Holbrooke served under every Democratic president since John F. Kennedy. His storied career also included a five-year stint as the managing editor of Foreign Policy magazine in the early 1970s.

When he joined the Obama administration's Afghanistan-Pakistan policy team in 2009, Glasser says, Holbrooke harkened back to his years as a young diplomat in Vietnam.

"In a way, this was the last guy who brought that living experience of Vietnam into the Afghanistan [team]," she says. "I think he desperately wanted to be able to find the solution that would bring us out of Afghanistan. Obviously, that didn't happen."

While he publicly disagreed with comparisons of the conflict in Afghanistan with the Vietnam War, Glasser says that Holbrooke would often make the connection privately.

"He didn't have some out-there notion that things were going well in Afghanistan. He was very clear about the terrible situation and the terrible bind that the U.S. found itself in," Glasser says.

For The Love Of The Game

In 1977, Jimmy Carter chose Holbrooke as assistant secretary of state for East Asian and Pacific affairs, making him, at 36, the youngest the serve in that job.
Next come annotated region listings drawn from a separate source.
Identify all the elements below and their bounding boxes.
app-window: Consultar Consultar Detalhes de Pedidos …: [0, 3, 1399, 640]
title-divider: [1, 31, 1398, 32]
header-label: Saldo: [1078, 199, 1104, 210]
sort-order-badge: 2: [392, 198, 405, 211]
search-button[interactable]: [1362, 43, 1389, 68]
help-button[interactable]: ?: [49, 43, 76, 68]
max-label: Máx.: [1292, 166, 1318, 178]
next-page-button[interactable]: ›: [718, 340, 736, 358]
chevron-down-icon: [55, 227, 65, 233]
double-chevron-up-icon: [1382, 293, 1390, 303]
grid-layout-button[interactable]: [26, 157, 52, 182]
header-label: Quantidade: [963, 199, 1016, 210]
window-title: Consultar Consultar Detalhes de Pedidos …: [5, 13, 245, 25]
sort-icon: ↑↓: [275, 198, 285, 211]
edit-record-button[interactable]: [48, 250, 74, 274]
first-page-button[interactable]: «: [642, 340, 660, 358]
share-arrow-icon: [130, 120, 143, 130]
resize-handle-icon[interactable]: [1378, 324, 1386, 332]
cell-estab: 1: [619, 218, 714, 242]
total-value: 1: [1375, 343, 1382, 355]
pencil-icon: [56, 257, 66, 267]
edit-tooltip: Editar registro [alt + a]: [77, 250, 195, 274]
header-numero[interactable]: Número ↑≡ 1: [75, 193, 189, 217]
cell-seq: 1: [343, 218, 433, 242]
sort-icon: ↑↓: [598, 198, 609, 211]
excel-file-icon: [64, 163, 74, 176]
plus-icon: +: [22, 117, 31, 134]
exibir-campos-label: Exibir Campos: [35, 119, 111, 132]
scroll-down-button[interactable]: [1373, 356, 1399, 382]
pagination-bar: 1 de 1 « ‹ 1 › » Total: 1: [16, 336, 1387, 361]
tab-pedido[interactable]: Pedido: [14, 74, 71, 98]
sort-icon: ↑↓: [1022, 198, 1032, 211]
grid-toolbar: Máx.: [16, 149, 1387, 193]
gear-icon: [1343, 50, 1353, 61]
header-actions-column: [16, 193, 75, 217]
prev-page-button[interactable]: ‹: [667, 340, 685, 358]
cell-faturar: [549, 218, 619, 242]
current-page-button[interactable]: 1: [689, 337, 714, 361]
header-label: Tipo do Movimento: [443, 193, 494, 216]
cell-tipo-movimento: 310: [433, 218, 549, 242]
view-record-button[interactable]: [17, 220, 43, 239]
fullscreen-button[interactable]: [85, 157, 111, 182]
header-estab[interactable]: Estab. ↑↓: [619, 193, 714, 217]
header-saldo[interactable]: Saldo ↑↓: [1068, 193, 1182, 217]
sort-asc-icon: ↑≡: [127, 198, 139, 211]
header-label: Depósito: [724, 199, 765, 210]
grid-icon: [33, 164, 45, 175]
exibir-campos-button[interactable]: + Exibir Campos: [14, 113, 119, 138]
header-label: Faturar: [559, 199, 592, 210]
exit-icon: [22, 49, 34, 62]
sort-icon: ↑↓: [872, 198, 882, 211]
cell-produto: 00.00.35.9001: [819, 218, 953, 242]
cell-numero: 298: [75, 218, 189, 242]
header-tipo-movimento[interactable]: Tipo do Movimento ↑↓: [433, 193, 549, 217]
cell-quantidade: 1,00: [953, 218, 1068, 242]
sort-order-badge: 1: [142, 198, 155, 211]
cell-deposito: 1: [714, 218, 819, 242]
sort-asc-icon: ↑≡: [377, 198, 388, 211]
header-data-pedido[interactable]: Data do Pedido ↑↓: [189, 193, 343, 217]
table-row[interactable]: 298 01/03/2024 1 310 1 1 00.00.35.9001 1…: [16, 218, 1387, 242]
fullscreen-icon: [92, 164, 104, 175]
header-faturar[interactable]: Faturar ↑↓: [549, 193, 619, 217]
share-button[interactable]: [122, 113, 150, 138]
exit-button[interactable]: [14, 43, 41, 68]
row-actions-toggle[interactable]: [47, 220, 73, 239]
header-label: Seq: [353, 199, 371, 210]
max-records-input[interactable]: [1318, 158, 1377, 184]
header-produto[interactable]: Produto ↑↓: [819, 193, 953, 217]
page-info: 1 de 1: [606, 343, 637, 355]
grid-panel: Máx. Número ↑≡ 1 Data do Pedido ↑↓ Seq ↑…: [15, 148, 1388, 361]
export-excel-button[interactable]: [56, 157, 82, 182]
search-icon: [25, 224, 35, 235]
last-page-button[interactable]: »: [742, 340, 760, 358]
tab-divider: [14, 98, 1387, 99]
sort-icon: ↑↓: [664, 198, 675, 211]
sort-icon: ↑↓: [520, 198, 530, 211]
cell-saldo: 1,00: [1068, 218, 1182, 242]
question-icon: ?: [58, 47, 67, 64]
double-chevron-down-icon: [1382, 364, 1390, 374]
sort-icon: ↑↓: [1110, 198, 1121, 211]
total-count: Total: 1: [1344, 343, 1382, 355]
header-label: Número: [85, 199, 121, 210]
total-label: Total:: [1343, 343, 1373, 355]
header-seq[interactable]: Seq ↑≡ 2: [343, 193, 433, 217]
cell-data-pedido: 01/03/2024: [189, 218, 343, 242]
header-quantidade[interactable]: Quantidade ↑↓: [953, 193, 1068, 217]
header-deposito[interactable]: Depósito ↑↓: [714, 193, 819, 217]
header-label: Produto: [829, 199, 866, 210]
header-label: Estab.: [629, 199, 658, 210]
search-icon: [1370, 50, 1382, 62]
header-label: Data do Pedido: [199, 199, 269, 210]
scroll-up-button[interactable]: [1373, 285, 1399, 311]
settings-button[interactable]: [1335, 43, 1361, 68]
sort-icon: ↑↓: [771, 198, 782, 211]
"Pride did not stop him from becoming an assistant secretary again under President Clinton," Glasser says.

When Glasser made a recent visit to the State Department, she says, Holbrooke gave her a tour of what he called the "worst offices he had since he worked at Foreign Policy."

They would be the last offices of the career diplomat, whom Glasser describes as "a guy who loved being in the game."